Web3 applies some Wall Street rules already. Trust in a system is really important. Whereas in the majority of social trading communities, creators contribute their ideas for free, if you look at cryptocurrency transactions and blockchain, the integrity of the blockchain relies on the Proof of Work, Proof of Stake (and other less well known) consensus mechanisms that give the miners and validators incentives to validate transactions. What would the blockchain be like if everyone were able to participate for free? Would you trust it then? Creator incentives to earn are no less key to trust in the whole social trading system.
Everything you can't do in web2 as a creator, you can in web3. You own your ideas, your data, your users and your performance record. You can encrypt your ideas. You control who can access them, how they access them and on what channels. You own your business model and can charge for access to your ideas, to share them or to enable them to be copied in a distributed way. It is easy to build a performance record - it's accessible, affordable and scalable. It's all on-chain, independently verifiable and trustless.
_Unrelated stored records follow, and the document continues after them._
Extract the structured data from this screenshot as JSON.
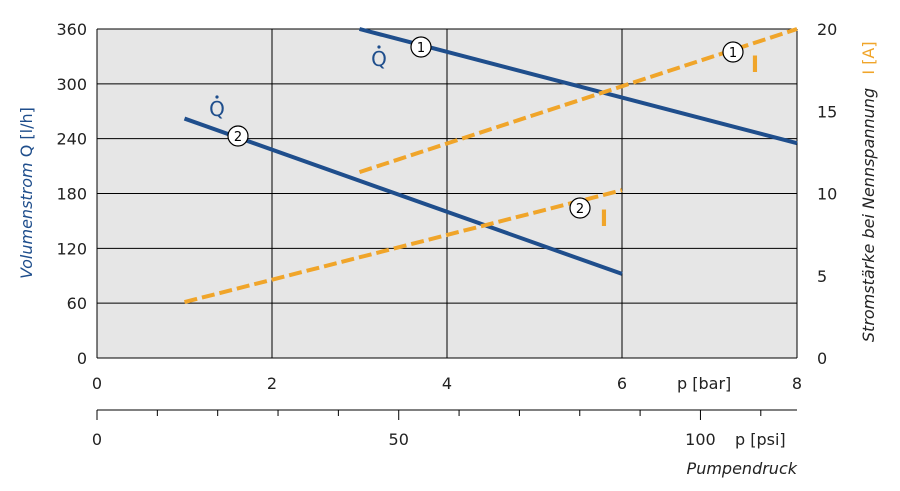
{
  "chart_data": {
    "type": "line",
    "x_unit_label": "p  [bar]",
    "x_ticks": [
      "0",
      "2",
      "4",
      "6",
      "8"
    ],
    "x_range": [
      0,
      8
    ],
    "left_axis": {
      "label_text": "Volumenstrom",
      "label_symbol": "Q",
      "label_unit": "[l/h]",
      "range": [
        0,
        360
      ],
      "ticks": [
        "0",
        "60",
        "120",
        "180",
        "240",
        "300",
        "360"
      ]
    },
    "right_axis": {
      "label_text": "Stromstärke bei Nennspannung",
      "label_unit": "I [A]",
      "range": [
        0,
        20
      ],
      "ticks": [
        "0",
        "5",
        "10",
        "15",
        "20"
      ]
    },
    "psi_axis": {
      "unit_label": "p  [psi]",
      "ticks": [
        "0",
        "50",
        "100"
      ],
      "range": [
        0,
        116
      ]
    },
    "footer_label": "Pumpendruck",
    "grid": true,
    "series": [
      {
        "axis": "left",
        "style": "solid",
        "marker": "1",
        "label": "Q",
        "color": "#1f4e8c",
        "x": [
          3,
          8
        ],
        "y": [
          360,
          235
        ]
      },
      {
        "axis": "left",
        "style": "solid",
        "marker": "2",
        "label": "Q",
        "color": "#1f4e8c",
        "x": [
          1,
          6
        ],
        "y": [
          262,
          92
        ]
      },
      {
        "axis": "right",
        "style": "dashed",
        "marker": "1",
        "label": "I",
        "color": "#f0a52a",
        "x": [
          3,
          8
        ],
        "y": [
          11.3,
          20
        ]
      },
      {
        "axis": "right",
        "style": "dashed",
        "marker": "2",
        "label": "I",
        "color": "#f0a52a",
        "x": [
          1,
          6
        ],
        "y": [
          3.4,
          10.2
        ]
      }
    ]
  }
}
If you follow the Wall Street model, the incentive to prove your performance is clear - the better your performance, the more you can charge and the more people want access to your ideas. It's better for investors too - they can access proven investment strategies and make informed decisions about how they invest their money, making it easier for them to create and grow wealth. By putting creators in control, control is passed to investors in turn and everyone benefits. It is also the perfect solution for regulators, who are concerned about protecting retail investors from being exposed to false or misleading information; a new industry standard - trustless proof of performance. It opens up a different world.
AlphaCapture is a dApp for creators of investment strategies. We enable you to tokenize your investment strategies as encrypted non-fungible tokens (NFTs), so you can build a trustless performance record anyone can trust and sell real-time access to your strategies, at a price you set, correlated to your performance. You own your data, your users and control access to your ideas. We cover all asset classes and you can use all our tools on your own application or site, as well as on ours, so you can reach your audience your way. Your subscribers can automate your strategies to any brokerage or exchange (centralised or decentralised) account they want, using our Distributed Individual Investing tools.
We want to give you high control and high incentives, so that you have complete independence and unlimited potential rewards. Anyone should be able to create an investment strategy, prove their performance and be rewarded for it. We want your performance to be able to do the talking for you and open up new opportunities. The next best investment strategies could come from Main Street and you no longer have to work on Wall Street to be rewarded for them.